Картина предвосхищает знаменитую серию Смерть и катастрофы (1962−1964), но есть важное отличие: если в позднейших изображениях электрических стульев и дорожных происшествий люди или зловеще отсутствуют, или размытые очертания их трупов теряются на фоне искорёженных машин, то шанхайский мальчик заставляет нас почувствовать ранящее присутствие неприкрытой и непостижимой боли.

Один молодой человек, с которым я много лет работал как психоаналитик, приехал в Лондон, чтобы убежать от воспоминаний детства, пронизанных безграничной жестокостью гражданской войны на его родине. Однажды он пришёл ко мне на следующий день после мелкой аварии во время поездки на велосипеде, которая потенциально могла стать смертельной. Но он был потрясён не столько разогнавшимся белым фургоном, который его сбил, сколько чередой машин, которые проезжали мимо него, пока он лежал на мостовой. «Мне казалось, что я голый ребёнок, который кричит посреди дороги», — сказал он мне.

Возможно, предполагает Бокрис, Уорхол избавился от картины потому, что увидел в ней шокирующий автопортрет, отражающий самые тёмные и уязвимые стороны его собственного Я. Его коммерческие работы того времени эксплуатировали тягу к сентиментальности, свойственную послевоенной культуре потребления, и создавали слащавую идиллию из мешанины цветов, херувимов и бабочек, этакое зачарованное «внутреннее детство». Возможно, шанхайский ребёнок, изображённый в подобном «удивительно декоративном» колорите, был изнанкой подсознания херувима, непризнанной чёрной травмой, проступающей сквозь идеализированную поверхность нежно-пастельных тонов.

На каждом этапе нашей жизни она в какой-то мере остается обусловлена детским опытом полной зависимости от взрослых, чьи забота или пренебрежение, любовь или ненависть были для нас неизбежны.
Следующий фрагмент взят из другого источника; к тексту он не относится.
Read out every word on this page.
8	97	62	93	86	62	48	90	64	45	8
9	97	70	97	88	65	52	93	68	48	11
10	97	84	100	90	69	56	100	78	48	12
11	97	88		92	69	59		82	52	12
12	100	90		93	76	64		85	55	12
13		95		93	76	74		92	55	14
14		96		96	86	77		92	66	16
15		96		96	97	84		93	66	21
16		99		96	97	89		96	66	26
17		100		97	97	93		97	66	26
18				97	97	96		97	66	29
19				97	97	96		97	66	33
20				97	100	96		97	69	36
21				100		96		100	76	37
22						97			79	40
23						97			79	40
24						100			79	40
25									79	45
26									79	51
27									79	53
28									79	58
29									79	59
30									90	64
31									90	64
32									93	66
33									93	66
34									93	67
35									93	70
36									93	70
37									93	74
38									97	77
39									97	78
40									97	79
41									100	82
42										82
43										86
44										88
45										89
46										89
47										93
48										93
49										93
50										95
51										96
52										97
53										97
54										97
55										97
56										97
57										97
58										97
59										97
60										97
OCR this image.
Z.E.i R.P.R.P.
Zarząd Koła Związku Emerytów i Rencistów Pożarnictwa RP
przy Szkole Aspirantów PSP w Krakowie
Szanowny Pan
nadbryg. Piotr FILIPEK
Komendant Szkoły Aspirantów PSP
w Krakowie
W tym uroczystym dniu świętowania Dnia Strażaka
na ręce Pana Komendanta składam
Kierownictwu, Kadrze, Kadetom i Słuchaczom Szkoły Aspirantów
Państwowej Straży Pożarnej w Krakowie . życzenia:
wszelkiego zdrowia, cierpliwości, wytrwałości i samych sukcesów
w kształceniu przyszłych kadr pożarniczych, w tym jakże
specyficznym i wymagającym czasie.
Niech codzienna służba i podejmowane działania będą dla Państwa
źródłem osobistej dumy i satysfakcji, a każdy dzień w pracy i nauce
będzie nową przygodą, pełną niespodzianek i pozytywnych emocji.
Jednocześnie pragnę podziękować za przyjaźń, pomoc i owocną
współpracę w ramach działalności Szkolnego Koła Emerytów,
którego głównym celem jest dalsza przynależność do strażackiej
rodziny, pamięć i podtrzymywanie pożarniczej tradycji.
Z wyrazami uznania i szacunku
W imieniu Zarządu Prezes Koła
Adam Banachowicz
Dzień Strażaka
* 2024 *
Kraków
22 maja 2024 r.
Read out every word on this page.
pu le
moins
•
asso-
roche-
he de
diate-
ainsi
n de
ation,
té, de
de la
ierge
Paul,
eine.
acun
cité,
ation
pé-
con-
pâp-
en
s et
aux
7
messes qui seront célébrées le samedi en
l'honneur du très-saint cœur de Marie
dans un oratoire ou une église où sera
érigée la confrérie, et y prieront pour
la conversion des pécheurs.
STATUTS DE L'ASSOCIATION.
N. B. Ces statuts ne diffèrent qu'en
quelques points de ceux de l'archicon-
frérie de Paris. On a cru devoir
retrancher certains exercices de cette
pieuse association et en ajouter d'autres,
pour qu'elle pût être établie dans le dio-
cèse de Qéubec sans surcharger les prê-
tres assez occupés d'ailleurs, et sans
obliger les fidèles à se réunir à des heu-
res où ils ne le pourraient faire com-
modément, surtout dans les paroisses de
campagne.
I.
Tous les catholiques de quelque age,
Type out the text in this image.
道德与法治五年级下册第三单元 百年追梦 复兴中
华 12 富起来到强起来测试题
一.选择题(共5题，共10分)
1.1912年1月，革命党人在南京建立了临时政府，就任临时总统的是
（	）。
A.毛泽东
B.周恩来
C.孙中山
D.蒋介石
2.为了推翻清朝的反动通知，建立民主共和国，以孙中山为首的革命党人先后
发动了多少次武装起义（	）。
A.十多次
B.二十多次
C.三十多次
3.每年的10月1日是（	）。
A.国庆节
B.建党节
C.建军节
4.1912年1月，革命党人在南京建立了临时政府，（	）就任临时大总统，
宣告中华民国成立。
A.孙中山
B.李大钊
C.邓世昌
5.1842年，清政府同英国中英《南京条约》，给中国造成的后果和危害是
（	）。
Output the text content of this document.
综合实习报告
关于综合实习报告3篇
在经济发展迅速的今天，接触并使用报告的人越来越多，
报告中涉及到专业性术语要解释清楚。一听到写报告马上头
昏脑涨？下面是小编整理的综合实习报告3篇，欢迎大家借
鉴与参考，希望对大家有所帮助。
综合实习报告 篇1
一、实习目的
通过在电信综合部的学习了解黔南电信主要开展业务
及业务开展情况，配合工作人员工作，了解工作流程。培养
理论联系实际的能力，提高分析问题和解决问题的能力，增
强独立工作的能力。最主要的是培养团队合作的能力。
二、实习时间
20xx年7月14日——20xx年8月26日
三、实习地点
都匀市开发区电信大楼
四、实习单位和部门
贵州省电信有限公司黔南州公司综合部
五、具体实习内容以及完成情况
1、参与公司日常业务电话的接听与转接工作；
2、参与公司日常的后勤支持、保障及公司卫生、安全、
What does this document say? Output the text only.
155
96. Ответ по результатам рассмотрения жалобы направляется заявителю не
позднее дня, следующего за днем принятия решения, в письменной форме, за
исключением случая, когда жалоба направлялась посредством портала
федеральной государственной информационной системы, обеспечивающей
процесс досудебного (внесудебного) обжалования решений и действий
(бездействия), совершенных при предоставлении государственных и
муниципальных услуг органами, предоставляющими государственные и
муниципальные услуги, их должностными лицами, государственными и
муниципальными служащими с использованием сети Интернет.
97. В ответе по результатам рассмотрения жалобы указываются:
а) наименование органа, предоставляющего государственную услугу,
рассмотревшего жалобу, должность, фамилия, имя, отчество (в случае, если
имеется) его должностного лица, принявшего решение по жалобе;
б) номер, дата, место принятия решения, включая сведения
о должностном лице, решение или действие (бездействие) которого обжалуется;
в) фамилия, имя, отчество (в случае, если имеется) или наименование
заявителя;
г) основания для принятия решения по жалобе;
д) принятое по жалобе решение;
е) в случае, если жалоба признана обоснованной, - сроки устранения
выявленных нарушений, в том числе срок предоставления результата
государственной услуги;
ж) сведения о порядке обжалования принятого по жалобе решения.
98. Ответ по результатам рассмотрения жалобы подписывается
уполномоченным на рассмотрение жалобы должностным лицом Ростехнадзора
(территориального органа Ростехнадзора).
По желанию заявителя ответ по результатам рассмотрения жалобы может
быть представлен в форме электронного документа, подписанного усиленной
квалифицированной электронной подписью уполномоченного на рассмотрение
Рождаясь на свет, писал Фрейд, мы оказываемся в состоянии беспомощности. Эта первичная беспомощность накладывает неизгладимый отпечаток на наше психическое и телесное существование. Насколько она будет определять нашу жизнь, завит от нашего дальнейшего опыта и от того, как мы его осмысляем. Различные физические и душевные травмы — война, бедность, отсутствие заботы, несчастные случаи, болезнь — могут вновь пробудить эту уязвимость, лежащую глубоко внутри.

Однажды, когда моему пациенту было четыре года, он проснулся посреди ночи и обнаружил, что мать вышла из дома и оставила его одного, беззащитного перед внешними опасностями, настоящими и воображаемыми. Он вспоминал или, возможно, представлял, как хватается за стены в темноте и истошно кричит; он видел себя висящим над пропастью на кончиках пальцев. Теперь, много лет спустя, ему не давал покоя вопрос, чем он тогда был напуган больше — тем, что появится неведомое чудище, или тем, что не появится вообще никто? (Не одно ли это и то же? — думал в свою очередь я.) Беспомощный крик голого младенца ожил в панике брошенного мальчика, который воскрес в молодом человеке, лежавшем на мостовой и смотревшем на проносящиеся мимо машины.

Уорхол, всё детство которого прошло в болезнях и печалях, не мог отдалиться от травмы младенческой беспомощности. В два года у него случился отёк глаза, который мать промывала раствором борной кислоты; в четыре произошло искривление кости предплечья, которую он сломал, сам того не заметив; в шесть он заболел скарлатиной; в восемь у него начались приступы хореи Сиденхэма, или пляски святого Вита (пожалуй, самое громкое явление в этой череде «биеннале»).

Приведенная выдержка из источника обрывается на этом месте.